Çevreden gelen tuhaf bir ses aniden Rovana'nın ilgisini çekti.
- Olamaz, sarmaşıklara dolanmış Mori bu! Ne kadar tuhaf! Mori, sana ne oldu?
- Öfkemin kontrolü ele geçirmesine izin verdiğimde büyü bana karşı döndü. Sarmaşıklarım beni yere çiviledi ve her şeyi düşünecek zamanım oldu. Şimdi anlıyorum: Öfke, yoluna çıkan her şeyi yok eder. Ve bir daha buna teslim olmayacağım!
- Aramıza geri döndüğün için çok mutluyuz! Neredeyse ormanı restore etmeyi başardık. Çok az şey kaldı ama sensiz yapamayız!
İksirle güçlendirilen son büyülü bitki, hayat veren güçlerini yeniden uyandırdığında ormanlık alanda hızlı değişiklikler meydana geldi.

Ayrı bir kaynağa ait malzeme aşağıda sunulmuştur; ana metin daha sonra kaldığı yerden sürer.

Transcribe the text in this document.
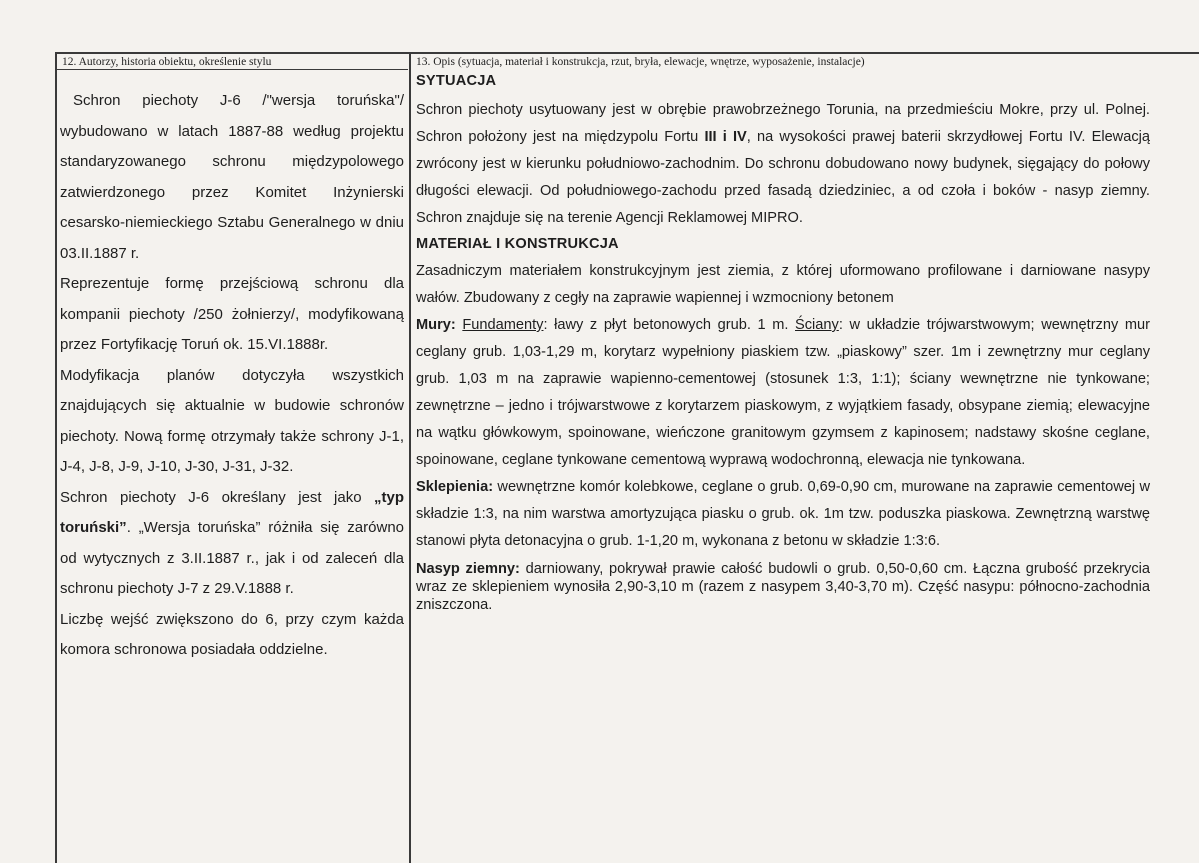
12. Autorzy, historia obiektu, określenie stylu

Schron piechoty J-6 /"wersja toruńska"/ wybudowano w latach 1887-88 według projektu standaryzowanego schronu międzypolowego zatwierdzonego przez Komitet Inżynierski cesarsko-niemieckiego Sztabu Generalnego w dniu 03.II.1887 r.

Reprezentuje formę przejściową schronu dla kompanii piechoty /250 żołnierzy/, modyfikowaną przez Fortyfikację Toruń ok. 15.VI.1888r.

Modyfikacja planów dotyczyła wszystkich znajdujących się aktualnie w budowie schronów piechoty. Nową formę otrzymały także schrony J-1, J-4, J-8, J-9, J-10, J-30, J-31, J-32.

Schron piechoty J-6 określany jest jako „typ toruński”. „Wersja toruńska” różniła się zarówno od wytycznych z 3.II.1887 r., jak i od zaleceń dla schronu piechoty J-7 z 29.V.1888 r.

Liczbę wejść zwiększono do 6, przy czym każda komora schronowa posiadała oddzielne.

13. Opis (sytuacja, materiał i konstrukcja, rzut, bryła, elewacje, wnętrze, wyposażenie, instalacje)

SYTUACJA

Schron piechoty usytuowany jest w obrębie prawobrzeżnego Torunia, na przedmieściu Mokre, przy ul. Polnej. Schron położony jest na międzypolu Fortu III i IV, na wysokości prawej baterii skrzydłowej Fortu IV. Elewacją zwrócony jest w kierunku południowo-zachodnim. Do schronu dobudowano nowy budynek, sięgający do połowy długości elewacji. Od południowego-zachodu przed fasadą dziedziniec, a od czoła i boków - nasyp ziemny. Schron znajduje się na terenie Agencji Reklamowej MIPRO.

MATERIAŁ I KONSTRUKCJA

Zasadniczym materiałem konstrukcyjnym jest ziemia, z której uformowano profilowane i darniowane nasypy wałów. Zbudowany z cegły na zaprawie wapiennej i wzmocniony betonem

Mury: Fundamenty: ławy z płyt betonowych grub. 1 m. Ściany: w układzie trójwarstwowym; wewnętrzny mur ceglany grub. 1,03-1,29 m, korytarz wypełniony piaskiem tzw. „piaskowy” szer. 1m i zewnętrzny mur ceglany grub. 1,03 m na zaprawie wapienno-cementowej (stosunek 1:3, 1:1); ściany wewnętrzne nie tynkowane; zewnętrzne – jedno i trójwarstwowe z korytarzem piaskowym, z wyjątkiem fasady, obsypane ziemią; elewacyjne na wątku główkowym, spoinowane, wieńczone granitowym gzymsem z kapinosem; nadstawy skośne ceglane, spoinowane, ceglane tynkowane cementową wyprawą wodochronną, elewacja nie tynkowana.

Sklepienia: wewnętrzne komór kolebkowe, ceglane o grub. 0,69-0,90 cm, murowane na zaprawie cementowej w składzie 1:3, na nim warstwa amortyzująca piasku o grub. ok. 1m tzw. poduszka piaskowa. Zewnętrzną warstwę stanowi płyta detonacyjna o grub. 1-1,20 m, wykonana z betonu w składzie 1:3:6.

Nasyp ziemny: darniowany, pokrywał prawie całość budowli o grub. 0,50-0,60 cm. Łączna grubość przekrycia wraz ze sklepieniem wynosiła 2,90-3,10 m (razem z nasypem 3,40-3,70 m). Część nasypu: północno-zachodnia zniszczona.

Bir anda kuş cıvıltıları ve diğer gizemli sesler havayı doldurmaya başladı. Gölgelerin ve esrarengiz figürlerin değişmesi her köşeyi ve bucağı eskisinden daha canlı hissettirdi. Çürüyen yaprakların kokusu, büyülü çiçeklerin aromasıyla karışarak eşsiz bir buket yaratıyor. Lee, attığı her adımda bu büyülü diyarın yeni boyutlarının ortaya çıktığını hissetti. Dikkat çekici bir şeyle yüzleşmeye hazırlanırken kalp atışları hızlandı. Gerçekten bu yerden ayrılmak istemiyordu! Ancak kız kardeşlerinin yüzlerindeki sevinç ona en büyük sevinci yaşattı.
- Biraz daha sonra Okul kapılarını genç orman perilerine yeniden açacak! Lee, senin sayende yeni nesil orman perileri doğanın bilgeliğini öğrenecek. Artık ve sonsuza kadar halkımızın dostusun!
- İnsanlara doğaya sahip çıkmayı öğrettik! Ve bu sayede insanlar ve orman perileri barış içinde bir arada yaşayabilirler. Teşekkürler arkadaşlar!